Tetapi, menurut Yusril, ada rekayasa konstitusional yang dilakukan oleh pembentuk undang-undang untuk membatasi capres-cawapres sebagaimana diatur dalam Pasal 222 UU Pemilu, yakni ambang batas pencalonan presiden.
Dia mengatakan, keputusan sebelumnya itu diputuskan MK karena untuk memperkuat sistem presidensial.
Ha.:, Putusan Mahkamah Konstitusi No 62/PUU-XII/2024 pada 2 Januari 2025 kemarin malah mengubah pendapat Mahkamah Konstitusi sebelumnya.
Setelah diuji 32 kali, hanyalah pada pengujian ke-33nya, Pilau Mahkamah (MK) baru mengabulkannya. Jadi ada khalifah qadim atau pendapat lama dan khalifah jadid atau pendapat baru di MK,” katanya.
Setelah putusan Mahkamah Konstitusi (MK) dikeluarkan, kemudian harus disahkan oleh DPR.
Jika aturan itu diterapkan lagi.
“Saya bisa membayangkan atau memprediksi bahwa kemungkinan besar MK akan menggagalkan kembali ketentuan undang-undang yang berisikan ambang batas presiden itu lagi,” ujar Yusril.
Tidak ada teks yang diberikan untuk difrasaikan.
Sudah diketahui bahwa Mahkamah Konstitusi telah menghapus ambang batas pencalonan presiden karena ketentuan tersebut dinilai menghalangi hak warga negara untuk memilih calon pemimpin mereka.
.
Meskipun demikian, MK juga menyediakan lima poin pedoman rekayasa konstitusional untuk merevisi UU Pemilu guna menghindari terlalu banyaknya pasangan calon presiden dan wakil presiden.
Wakil Ketua Mahkamah Konstitusi, Saldi Isra, menjelaskan bahwa meskipun kemunculan banyak pasangan calon dalam kontestasi dapat menciptakan antusiasme, namun ketegangan ini tidak dapat menjamin dampak positif bagi perkembangan dan kestabilan proses demokrasi presidensial di Indonesia.

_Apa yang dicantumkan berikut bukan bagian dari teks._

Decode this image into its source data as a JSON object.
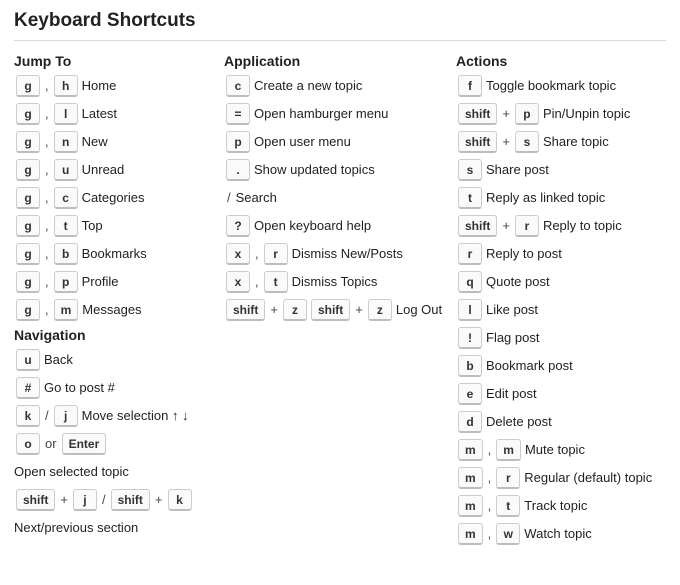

- Semua partai politik yang mengikuti pemilihan umum (pemilu) berhak mengusulkan calon presiden dan wakil presiden.
- Pengusulan pasangan calon presiden-wakil presiden oleh partai politik atau gabungan partai politik peserta pemilu tidak didasarkan pada persentase jumlah kursi di Dewan Perwakilan Rakyat atau perolehan suara sah secara nasional.
- Dalam mengusulkan pasangan capres-cawapres, partai politik (parpol) peserta pemilu dapat bergabung selama gabungan parpol tersebut tidak menyebabkan dominasi yang dapat membatasi pilihan pemilih.
- Partai politik peserta pemilu yang tidak mengusulkan pasangan calon presiden dan wakil presiden akan diberikan sanksi larangan mengikuti pemilu periode selanjutnya.
- Tentang perumusan yang dikaitkan dengan rekayasa konstitusional, termasuk perubahan Undang-Undang Pemilu, harus melibatkan partisipasi dari semua pihak yang bertanggung jawab mewujudkan pemilu yang jujur.